In Hong Kong, the consultation period for expanding the FSIE regime to cover foreign-sourced gains from disposal of assets ended on 6 June 2023. It is expected that the HKSAR Government will take into account the feedback received during the consultation in its further discussion with the EU before it introduces an amendment bill into the Legislative Council in October 2023.

We recommend that in discussing with the EU and the upcoming legislative process, the HKSAR Government also takes note of Singapore’s proposed legislation as discussed above and ensure that the proposed expanded FSIE regime in Hong Kong would not make Hong Kong in a less competitive position.  

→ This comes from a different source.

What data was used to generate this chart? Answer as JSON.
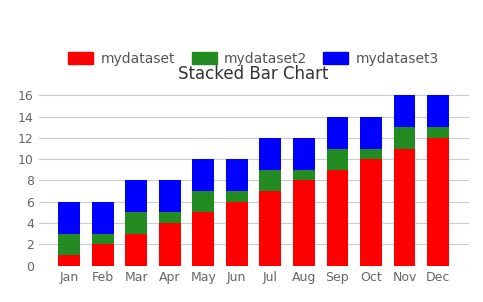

Notably, the proposed legislation in Singapore suggests that business expenditure incurred by an in-scope entity both within and outside Singapore will be taken into account when assessing the reasonableness of the ES in Singapore. The HKSAR Government should explore whether the same approach could be taken in Hong Kong as under the current FSIE regime, only operating expenditure incurred in Hong Kong will be counted towards the ES in Hong Kong. Another point to note is the proposed legislation in Singapore clearly set out the rules of determining the locations of different types of assets for the purpose of ascertaining whether an asset is a foreign asset. This would enhance certainty for taxpayers on whether an asset disposal gain is within scope or not. 

The proposed expansion of the FSIE regime in Hong Kong to cover asset disposal gains represents another fundamental change to the Hong Kong tax system. Business groups in Hong Kong should closely monitor any future developments in this area and make use of any future opportunities to express their views or suggestions on such change to the government.  

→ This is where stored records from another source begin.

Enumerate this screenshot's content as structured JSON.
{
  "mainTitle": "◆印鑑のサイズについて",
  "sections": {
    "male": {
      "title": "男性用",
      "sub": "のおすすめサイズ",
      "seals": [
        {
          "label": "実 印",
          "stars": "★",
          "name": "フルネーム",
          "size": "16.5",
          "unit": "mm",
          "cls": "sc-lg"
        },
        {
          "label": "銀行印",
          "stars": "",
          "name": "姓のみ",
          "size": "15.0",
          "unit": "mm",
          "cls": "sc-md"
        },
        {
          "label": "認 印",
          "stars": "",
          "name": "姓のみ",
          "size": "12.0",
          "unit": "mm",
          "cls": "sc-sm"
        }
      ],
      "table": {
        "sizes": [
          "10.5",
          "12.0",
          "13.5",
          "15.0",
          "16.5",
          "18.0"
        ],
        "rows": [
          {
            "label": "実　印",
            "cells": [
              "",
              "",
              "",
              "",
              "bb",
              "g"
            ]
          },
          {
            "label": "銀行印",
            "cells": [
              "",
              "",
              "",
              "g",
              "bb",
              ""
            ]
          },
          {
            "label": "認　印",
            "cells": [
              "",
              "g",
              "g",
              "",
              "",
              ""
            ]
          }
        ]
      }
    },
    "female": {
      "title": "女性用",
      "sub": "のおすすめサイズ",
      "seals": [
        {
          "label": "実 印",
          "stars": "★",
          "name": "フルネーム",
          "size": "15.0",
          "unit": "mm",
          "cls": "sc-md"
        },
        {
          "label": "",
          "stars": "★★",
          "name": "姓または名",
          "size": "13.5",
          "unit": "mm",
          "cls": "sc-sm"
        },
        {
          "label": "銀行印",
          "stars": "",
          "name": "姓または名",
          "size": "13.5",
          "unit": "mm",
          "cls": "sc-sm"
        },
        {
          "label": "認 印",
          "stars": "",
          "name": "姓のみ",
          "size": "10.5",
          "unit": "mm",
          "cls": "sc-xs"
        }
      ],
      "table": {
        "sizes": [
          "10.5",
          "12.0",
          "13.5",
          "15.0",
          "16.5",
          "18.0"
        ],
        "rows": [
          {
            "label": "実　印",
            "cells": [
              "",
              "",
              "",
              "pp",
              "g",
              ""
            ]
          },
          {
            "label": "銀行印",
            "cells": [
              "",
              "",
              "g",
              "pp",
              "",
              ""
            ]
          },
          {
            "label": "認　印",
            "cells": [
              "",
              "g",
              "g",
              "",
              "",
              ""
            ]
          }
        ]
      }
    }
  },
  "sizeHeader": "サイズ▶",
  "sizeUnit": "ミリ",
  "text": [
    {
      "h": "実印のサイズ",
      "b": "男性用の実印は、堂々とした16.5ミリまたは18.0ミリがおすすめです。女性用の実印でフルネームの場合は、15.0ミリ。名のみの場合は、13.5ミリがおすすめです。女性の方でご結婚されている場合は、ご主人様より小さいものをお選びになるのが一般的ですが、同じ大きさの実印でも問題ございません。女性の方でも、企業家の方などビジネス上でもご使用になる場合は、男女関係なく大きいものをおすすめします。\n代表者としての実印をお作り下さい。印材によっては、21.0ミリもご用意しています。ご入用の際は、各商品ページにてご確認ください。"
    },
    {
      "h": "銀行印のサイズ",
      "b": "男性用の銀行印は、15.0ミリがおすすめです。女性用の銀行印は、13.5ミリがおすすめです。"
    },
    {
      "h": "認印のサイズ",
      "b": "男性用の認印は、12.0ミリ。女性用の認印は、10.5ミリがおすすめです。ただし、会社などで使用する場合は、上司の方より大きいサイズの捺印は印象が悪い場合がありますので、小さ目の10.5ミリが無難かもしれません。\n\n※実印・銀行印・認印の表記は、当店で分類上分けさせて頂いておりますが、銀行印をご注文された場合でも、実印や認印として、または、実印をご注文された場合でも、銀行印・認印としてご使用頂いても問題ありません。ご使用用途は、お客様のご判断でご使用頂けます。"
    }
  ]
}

The specified economic activities are (i) making necessary strategic decisions in respect of any assets the entity acquires, holds or disposes of and (ii) managing and bearing principal risks in respect of such assets.

An excluded entity means: (1) a pure equity-holding entity (PEHE) that (i) complies with the filing obligations under the law under which it is incorporated or registered and (ii) whose operations are managed and performed in Singapore or (2) a non-PEHE (i) carrying on a trade, business or profession in Singapore, (ii) whose operations are managed and performed in Singapore, and (iii) having “reasonable economic substance” in Singapore, taking into account the number of its employees or other personnel (including their qualifications and experience) in Singapore and the amount of business expenditure incurred by the entity in and outside Singapore.